Australia is committed to working with our partners and allies to shine a light on Russia's ongoing unacceptable activity in cyberspace and condemns Russia's destructive, disruptive and destabilising cyber activities against Ukraine. Today we join the US and the EU in attributing to the Russian government the following activity:
- Russian military cyber operators have deployed multiple families of destructive wiper malware, including WhisperGate, on Ukrainian government and private sector networks. These disruptive cyber operations began in January 2022 prior to Russia's invasion of Ukraine.
- Russian government cyber actors have compromised a number of Ukrainian civilian entities since October 2021 that would be involved in crisis response activities, including networks related to emergency services, energy, transport and also communications. We have previously publicly highlighted Russia's mid-February distributed denial of service (DDOS) attacks against certain Ukrainian banking-related services.
- Together with our partners, we assess that Russia launched cyber attacks in late February against commercial satellite communications networks to disrupt Ukrainian command and control during the invasion and those actions had spill-over impacts in other European countries. The activity disabled very small aperture terminals (VSAT) in Ukraine and across Europe. This included tens of thousands of terminals outside of Ukraine that, among other things, support wind turbines and provide internet services to private citizens.
These unacceptable activities are further examples of Moscow's indiscriminate approach to cyber operations and blatant disregard for the effects of such operations on the public, including through the commercial sector.

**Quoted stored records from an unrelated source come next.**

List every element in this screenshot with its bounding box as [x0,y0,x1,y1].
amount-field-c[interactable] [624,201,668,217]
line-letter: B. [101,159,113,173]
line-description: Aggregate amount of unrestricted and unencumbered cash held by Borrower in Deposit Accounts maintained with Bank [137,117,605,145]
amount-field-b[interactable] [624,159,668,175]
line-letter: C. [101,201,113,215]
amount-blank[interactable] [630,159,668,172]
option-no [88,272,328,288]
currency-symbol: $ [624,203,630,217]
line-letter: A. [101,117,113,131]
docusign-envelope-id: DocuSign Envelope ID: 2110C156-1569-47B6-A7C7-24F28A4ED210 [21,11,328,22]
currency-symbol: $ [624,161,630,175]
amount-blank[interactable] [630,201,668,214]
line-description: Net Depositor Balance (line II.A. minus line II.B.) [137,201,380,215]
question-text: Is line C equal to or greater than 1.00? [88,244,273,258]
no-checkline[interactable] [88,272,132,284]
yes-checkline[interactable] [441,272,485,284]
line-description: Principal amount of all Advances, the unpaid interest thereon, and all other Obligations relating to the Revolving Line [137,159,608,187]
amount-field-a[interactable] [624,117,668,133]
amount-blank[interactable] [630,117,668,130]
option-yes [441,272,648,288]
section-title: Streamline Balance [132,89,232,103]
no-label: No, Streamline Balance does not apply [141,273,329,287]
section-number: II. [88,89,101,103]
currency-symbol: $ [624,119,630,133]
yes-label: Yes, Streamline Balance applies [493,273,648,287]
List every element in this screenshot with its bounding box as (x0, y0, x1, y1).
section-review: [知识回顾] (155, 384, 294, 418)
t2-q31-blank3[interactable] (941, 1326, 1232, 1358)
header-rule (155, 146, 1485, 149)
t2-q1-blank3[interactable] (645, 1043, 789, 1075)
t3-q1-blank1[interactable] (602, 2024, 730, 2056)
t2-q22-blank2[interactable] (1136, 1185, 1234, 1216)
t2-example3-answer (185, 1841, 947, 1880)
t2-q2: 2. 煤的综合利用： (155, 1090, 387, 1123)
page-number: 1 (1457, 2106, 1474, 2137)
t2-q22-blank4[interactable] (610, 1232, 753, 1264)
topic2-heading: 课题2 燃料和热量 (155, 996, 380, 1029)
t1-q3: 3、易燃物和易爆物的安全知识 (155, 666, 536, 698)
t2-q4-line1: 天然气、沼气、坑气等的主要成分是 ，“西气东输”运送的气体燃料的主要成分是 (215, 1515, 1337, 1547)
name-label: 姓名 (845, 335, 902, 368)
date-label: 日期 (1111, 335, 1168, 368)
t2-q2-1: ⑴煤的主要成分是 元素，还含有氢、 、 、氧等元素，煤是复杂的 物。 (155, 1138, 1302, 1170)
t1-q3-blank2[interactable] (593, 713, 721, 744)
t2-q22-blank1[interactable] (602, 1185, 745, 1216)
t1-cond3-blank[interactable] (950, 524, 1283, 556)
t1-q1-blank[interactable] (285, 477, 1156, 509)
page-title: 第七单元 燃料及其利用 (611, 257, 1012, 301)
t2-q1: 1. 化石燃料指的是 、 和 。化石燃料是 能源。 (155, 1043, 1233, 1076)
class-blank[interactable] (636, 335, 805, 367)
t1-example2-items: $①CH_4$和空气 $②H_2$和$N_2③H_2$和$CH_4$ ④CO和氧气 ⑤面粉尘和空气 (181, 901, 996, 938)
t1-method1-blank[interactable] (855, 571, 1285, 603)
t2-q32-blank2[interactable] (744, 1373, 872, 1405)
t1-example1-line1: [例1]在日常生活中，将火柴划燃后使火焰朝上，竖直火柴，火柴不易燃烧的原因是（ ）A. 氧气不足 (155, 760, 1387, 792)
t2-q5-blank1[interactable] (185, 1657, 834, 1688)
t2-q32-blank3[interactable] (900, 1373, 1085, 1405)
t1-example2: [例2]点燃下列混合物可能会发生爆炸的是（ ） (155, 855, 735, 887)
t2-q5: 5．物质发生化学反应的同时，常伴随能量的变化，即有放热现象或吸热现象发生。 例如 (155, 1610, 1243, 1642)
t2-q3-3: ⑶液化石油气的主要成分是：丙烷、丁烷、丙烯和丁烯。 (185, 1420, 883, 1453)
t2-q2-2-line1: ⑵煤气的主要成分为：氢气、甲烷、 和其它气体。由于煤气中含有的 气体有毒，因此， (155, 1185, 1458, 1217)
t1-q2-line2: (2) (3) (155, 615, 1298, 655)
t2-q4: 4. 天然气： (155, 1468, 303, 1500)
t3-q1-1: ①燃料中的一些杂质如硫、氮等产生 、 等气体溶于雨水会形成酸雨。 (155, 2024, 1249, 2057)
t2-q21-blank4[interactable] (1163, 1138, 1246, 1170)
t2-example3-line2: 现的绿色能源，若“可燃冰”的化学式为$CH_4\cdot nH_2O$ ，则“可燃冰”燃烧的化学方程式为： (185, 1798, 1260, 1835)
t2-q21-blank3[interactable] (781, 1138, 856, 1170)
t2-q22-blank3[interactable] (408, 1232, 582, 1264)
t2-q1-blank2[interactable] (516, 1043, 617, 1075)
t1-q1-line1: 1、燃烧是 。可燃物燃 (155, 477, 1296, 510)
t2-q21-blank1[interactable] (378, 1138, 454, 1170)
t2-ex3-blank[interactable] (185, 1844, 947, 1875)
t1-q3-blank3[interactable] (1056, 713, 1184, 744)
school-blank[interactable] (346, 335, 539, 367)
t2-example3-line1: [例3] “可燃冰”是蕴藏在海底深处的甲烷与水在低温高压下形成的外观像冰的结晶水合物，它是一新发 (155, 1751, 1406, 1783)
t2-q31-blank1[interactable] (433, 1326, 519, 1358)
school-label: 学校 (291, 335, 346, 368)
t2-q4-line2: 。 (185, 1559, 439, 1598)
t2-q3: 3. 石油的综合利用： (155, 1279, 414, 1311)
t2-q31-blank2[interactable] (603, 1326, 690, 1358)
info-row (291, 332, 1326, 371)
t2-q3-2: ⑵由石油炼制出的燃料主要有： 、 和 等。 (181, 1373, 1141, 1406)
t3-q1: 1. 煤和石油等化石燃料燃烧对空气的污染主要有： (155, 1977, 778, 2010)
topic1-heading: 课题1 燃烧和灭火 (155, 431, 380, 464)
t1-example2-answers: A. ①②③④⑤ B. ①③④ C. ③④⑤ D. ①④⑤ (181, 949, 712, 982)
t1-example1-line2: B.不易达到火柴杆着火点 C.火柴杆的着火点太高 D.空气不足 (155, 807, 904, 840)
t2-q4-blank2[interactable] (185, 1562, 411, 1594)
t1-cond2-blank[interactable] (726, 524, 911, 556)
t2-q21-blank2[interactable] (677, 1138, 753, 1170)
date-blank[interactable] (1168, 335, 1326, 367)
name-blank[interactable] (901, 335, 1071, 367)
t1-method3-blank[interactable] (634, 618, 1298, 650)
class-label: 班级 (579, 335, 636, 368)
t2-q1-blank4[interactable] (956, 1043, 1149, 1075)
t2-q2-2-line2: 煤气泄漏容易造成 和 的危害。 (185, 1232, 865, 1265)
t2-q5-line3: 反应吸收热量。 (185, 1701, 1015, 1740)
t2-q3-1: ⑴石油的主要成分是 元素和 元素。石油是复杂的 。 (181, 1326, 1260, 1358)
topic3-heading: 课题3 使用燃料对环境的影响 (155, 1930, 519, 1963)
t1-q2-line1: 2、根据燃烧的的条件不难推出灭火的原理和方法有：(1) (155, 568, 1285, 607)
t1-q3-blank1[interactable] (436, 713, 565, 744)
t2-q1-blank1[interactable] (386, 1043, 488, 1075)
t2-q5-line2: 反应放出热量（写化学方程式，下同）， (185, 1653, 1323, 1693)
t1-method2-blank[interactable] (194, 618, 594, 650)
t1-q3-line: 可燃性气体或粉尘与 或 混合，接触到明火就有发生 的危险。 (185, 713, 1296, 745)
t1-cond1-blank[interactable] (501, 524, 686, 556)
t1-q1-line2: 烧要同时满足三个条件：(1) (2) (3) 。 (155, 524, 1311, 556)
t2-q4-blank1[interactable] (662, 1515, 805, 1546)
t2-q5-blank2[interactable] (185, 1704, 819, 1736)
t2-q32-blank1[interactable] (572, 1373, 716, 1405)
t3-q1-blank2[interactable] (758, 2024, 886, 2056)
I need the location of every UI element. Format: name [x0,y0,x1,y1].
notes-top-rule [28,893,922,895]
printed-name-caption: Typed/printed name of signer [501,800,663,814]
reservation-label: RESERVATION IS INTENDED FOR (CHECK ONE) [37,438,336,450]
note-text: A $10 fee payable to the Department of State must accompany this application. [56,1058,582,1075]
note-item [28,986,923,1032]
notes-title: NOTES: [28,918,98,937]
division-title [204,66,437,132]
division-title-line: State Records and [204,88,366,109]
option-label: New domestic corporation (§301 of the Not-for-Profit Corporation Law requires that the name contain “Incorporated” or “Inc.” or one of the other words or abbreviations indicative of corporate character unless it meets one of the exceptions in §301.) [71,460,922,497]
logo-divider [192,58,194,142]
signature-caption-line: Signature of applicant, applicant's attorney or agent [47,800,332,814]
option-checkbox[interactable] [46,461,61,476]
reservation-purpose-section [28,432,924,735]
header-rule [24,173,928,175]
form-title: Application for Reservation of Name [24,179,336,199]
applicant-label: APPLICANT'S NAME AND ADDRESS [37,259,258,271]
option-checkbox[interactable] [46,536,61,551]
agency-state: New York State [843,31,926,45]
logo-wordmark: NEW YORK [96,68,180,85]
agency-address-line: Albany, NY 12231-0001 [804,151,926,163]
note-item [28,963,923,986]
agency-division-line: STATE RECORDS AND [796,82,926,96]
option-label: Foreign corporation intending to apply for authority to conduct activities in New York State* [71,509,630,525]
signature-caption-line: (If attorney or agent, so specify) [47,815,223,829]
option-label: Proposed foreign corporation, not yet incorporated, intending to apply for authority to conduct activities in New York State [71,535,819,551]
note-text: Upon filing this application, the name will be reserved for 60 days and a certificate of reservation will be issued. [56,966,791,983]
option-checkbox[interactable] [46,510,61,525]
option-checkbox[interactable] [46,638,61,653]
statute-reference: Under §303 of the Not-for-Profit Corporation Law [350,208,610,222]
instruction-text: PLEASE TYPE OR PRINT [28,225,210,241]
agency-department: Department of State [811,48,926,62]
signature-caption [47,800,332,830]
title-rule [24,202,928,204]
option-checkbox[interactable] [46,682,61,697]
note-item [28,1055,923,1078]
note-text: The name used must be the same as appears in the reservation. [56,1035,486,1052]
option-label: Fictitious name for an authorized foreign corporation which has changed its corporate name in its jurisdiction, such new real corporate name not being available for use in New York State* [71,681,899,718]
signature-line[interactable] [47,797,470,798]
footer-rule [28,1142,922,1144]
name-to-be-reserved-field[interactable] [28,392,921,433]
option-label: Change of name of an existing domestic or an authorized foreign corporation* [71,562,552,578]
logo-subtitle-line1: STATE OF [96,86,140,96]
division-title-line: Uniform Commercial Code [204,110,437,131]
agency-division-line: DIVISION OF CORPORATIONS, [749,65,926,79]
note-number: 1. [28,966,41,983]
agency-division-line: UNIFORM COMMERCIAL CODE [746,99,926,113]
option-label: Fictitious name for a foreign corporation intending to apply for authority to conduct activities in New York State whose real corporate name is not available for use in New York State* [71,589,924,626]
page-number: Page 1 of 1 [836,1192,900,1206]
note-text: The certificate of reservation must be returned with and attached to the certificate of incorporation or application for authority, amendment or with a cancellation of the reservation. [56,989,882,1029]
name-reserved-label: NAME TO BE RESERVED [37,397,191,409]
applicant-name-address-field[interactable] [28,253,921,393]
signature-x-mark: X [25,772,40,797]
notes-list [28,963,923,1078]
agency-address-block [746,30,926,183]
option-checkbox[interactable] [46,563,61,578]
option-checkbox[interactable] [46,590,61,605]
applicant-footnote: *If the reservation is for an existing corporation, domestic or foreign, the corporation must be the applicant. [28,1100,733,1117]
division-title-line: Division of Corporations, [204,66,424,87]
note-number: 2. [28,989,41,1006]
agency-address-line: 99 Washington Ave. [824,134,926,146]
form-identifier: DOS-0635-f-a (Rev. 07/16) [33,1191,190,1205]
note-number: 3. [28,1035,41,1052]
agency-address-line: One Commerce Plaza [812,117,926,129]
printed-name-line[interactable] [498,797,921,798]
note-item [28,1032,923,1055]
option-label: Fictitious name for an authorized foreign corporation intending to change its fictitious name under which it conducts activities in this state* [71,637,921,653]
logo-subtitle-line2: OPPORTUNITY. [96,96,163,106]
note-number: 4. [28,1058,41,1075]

In addition to shining a light on Russia's actions, Australia is committed to imposing costs on state-based or state-sponsored malicious actors who seek to undermine an open, free, safe and secure cyberspace.
Australia does not tolerate activities in cyberspace that are detrimental to international peace and stability and that are contrary to the international framework for responsible state behaviour in cyberspace, which Russia and all members of the international community have agreed to.